I was the primary author, along with Ilya Shapiro, of an amicus brief filed in U.S. v. Texas on behalf of the Cato Institute and Professors Randy Barnett and Jeremy Rabkin. We make two primary arguments: First, that DAPA is inconsistent with the President’s duty to take care that the laws be faithfully executed; Second, that the writ should be dismissed as improvidently granted.
Here is the summary of the argument:
The question this Court has added to those presented in the petition was well-founded. “Deferred Action for Parents of Americans and Lawful Permanent Residents” (DAPA)—the president’s euphemistically named policy of systematically suspending and rewriting federal law, is not an act of prosecutorial discretion. Instead, it is an effort, in the face of direct congressional opposition, to nullify the existing law because the president’s preferred law was not enacted. Regardless of one’s views on existing immigration law, DAPA conflicts with five decades of congressional policy as embodied in the Immigration and Naturalization Act (INA) and is inconsistent with previous uses of deferred action. Nor is it a good-faith effort to allocate prosecutorial resources in a manner best suited to enforcing the law. Instead, DAPA amounts to the president’s refusal to enforce the law—in violation of his duty to take care that the laws be faithfully executed.
The Take Care Clause originated in response to the British monarch’s practice of suspending the law, crossing the line between executive and legislative functions. As the Constitution’s authors well knew, the English Bill of Rights reasserted Parliament’s legislative power in the wake of the Glorious Revolution, eliminating “the pretended power of suspending . . . or the execution of laws by regal authority.” The Bill of Rights, 1 W. & M., c. 2 (1689).
Nevertheless, King George III routinely refused his assent to laws enacted by colonial legislatures, insisting that they contain a clause authorizing the king to suspend their authority. This blurring of legislative and executive power yielded the first two grievances in the Declaration of Independence. Many of the early state constitutions that predated the federal Constitution also mandated that their executives faithfully execute the laws—or prohibited governors from suspending them.
In Philadelphia in 1787, early versions of the Take Care Clause from the Committee of Detail focused on the president’s “duly” executing the laws.
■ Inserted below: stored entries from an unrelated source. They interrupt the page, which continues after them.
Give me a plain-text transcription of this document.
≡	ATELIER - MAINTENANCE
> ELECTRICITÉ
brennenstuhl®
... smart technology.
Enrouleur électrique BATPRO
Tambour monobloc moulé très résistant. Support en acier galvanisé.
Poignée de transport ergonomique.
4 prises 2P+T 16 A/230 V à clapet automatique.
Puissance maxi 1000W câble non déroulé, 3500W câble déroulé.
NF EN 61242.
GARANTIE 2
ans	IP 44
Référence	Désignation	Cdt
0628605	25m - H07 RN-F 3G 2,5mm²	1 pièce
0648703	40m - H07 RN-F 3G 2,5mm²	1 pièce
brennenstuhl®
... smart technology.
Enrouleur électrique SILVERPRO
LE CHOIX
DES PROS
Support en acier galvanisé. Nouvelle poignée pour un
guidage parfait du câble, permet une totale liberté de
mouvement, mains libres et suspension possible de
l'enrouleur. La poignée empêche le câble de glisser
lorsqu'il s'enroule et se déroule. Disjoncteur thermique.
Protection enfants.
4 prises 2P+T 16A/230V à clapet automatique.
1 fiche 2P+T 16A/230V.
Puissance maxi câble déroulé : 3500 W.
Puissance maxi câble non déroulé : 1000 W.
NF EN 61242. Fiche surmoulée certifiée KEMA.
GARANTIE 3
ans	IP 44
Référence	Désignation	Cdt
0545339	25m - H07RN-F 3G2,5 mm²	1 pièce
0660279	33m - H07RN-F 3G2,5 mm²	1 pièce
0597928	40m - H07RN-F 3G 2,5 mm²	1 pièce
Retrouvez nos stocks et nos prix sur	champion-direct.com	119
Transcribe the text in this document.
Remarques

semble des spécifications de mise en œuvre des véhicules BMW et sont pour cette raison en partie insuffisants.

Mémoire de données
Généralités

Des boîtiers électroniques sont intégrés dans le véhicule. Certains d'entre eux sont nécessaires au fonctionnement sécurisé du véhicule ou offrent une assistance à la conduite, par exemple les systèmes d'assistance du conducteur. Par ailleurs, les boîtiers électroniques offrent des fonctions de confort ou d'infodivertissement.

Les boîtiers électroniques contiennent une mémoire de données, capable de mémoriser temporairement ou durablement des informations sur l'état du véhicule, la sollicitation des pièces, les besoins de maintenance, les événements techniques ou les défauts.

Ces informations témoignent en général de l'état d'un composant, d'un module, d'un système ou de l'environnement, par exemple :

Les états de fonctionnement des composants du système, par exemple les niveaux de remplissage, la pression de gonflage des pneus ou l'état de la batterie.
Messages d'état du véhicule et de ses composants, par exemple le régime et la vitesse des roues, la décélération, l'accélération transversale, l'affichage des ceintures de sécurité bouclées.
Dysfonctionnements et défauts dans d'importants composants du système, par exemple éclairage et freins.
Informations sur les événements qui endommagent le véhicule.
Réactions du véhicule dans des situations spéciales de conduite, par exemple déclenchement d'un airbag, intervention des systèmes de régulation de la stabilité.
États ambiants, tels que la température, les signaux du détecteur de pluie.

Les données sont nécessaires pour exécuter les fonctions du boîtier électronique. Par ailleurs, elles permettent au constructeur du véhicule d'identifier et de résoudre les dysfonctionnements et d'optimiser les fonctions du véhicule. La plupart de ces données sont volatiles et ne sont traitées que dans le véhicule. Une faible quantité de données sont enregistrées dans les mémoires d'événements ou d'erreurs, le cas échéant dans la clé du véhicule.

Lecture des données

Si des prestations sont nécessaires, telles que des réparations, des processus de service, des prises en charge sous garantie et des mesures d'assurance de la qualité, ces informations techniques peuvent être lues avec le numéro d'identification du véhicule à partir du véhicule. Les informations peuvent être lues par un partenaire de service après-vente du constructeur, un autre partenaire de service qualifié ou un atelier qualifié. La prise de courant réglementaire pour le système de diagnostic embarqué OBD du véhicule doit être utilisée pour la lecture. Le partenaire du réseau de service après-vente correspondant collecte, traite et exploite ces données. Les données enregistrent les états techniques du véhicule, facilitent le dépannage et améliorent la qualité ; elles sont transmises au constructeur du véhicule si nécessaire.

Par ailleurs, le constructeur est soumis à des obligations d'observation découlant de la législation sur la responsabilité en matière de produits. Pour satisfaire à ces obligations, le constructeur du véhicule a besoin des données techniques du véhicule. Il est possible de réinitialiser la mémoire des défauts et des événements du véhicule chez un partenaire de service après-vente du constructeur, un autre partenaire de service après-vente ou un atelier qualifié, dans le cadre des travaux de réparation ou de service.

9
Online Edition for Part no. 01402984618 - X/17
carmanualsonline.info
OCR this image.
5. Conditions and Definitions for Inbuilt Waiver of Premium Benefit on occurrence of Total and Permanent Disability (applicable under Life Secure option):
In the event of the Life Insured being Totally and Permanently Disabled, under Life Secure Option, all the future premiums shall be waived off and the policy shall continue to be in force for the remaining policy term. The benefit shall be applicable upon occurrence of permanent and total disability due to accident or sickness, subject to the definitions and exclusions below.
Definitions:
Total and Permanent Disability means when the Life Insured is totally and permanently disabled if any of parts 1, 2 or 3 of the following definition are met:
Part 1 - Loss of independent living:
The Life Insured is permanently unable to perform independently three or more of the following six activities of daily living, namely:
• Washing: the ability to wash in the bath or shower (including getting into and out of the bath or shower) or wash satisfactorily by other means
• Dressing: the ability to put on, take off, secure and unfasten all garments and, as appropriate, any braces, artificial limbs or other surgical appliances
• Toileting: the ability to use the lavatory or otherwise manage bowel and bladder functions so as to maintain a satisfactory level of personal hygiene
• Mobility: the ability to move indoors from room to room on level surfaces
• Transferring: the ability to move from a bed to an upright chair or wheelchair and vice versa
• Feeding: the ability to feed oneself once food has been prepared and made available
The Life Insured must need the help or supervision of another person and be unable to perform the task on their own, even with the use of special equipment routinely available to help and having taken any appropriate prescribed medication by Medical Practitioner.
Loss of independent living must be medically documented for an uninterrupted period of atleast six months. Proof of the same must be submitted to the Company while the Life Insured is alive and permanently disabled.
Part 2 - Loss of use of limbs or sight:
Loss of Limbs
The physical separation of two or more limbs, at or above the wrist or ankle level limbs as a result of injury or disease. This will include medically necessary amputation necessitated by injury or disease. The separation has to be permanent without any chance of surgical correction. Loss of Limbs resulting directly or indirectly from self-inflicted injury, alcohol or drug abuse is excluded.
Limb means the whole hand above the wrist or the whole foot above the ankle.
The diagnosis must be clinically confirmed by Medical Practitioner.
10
Later revisions from the Committee of Style and Arrangement—staffed by James Madison and Alexander Hamilton—shifted the focus by emphasizing the President’s obligation to “faithfully” execute the laws. 3 The Records of the Federal Convention of 1787, at 617, 624 (Max Farrand, ed. 1911); Federalist No. 77 (Hamilton).
A textualist examination of the Take Care Clause reveals that its fulcrum is the president’s faithfulness to his enforcement duty. The Clause specifies that the president “shall take care that the laws be faithfully executed.” This duty entails four distinct but interconnected components.
First, the president “shall” execute the law. The duty is mandatory, not discretionary.
Second, he must act with “care” or “regard” for his duty. Kendall v. U.S. ex rel Stokes, 37 U.S. (12 Pet.) 524, 612-13 (1838).
Third, the president must “execute” Congress’s laws, not engage in a legislative act himself. Little v. Barreme, 6 U.S. (2 Cranch) 170, 177-78 (1804).
Fourth, and most importantly, the clause requires that the president act “faithfully”—literally, in good faith. While no president can perfectly execute the law, and he may have to prioritize his actions given limited resources, he must nevertheless make a faithful effort to execute the laws.
For two primary reasons, DAPA is inconsistent with the president’s duty to take care that the laws be faithfully executed. First, the circumstances that gave rise to DAPA demonstrate that it is not a good-faith exercise of prosecutorial discretion, but instead a blatant effort to nullify a law that the president sought unsuccessfully to repeal.
Second, DAPA is not an execution of the law, but amounts to a legislative act: the granting of lawful presence to a class of millions to whom Congress expressly denied that status. Further, DAPA is not consonant with congressional policy, nor has Congress acquiesced in it. On the contrary, it is a “measure incompatible with the expressed . . . will of Congress.” Youngstown Sheet & Tube Co. v. Sawyer, 343 U.S. 579, 637 (1952) (Jackson, J., concurring). Ordinarily, this would mean that the president could “rely only upon his own constitutional powers minus any constitutional powers of Congress over the matter.” Id. But as Congress has virtually the entire power at issue here—and there are no claims of inherent executive power—that leaves the President with nothing.
Faced with a grave risk to the separation of powers, the Court should affirm the judgment of the Fifth Circuit and enjoin DAPA’s enforcement. Alternatively, the Court should dismiss the writ of certiorari as improvidently granted.
I plan on attending oral arguments, and will report more on the case afterwards.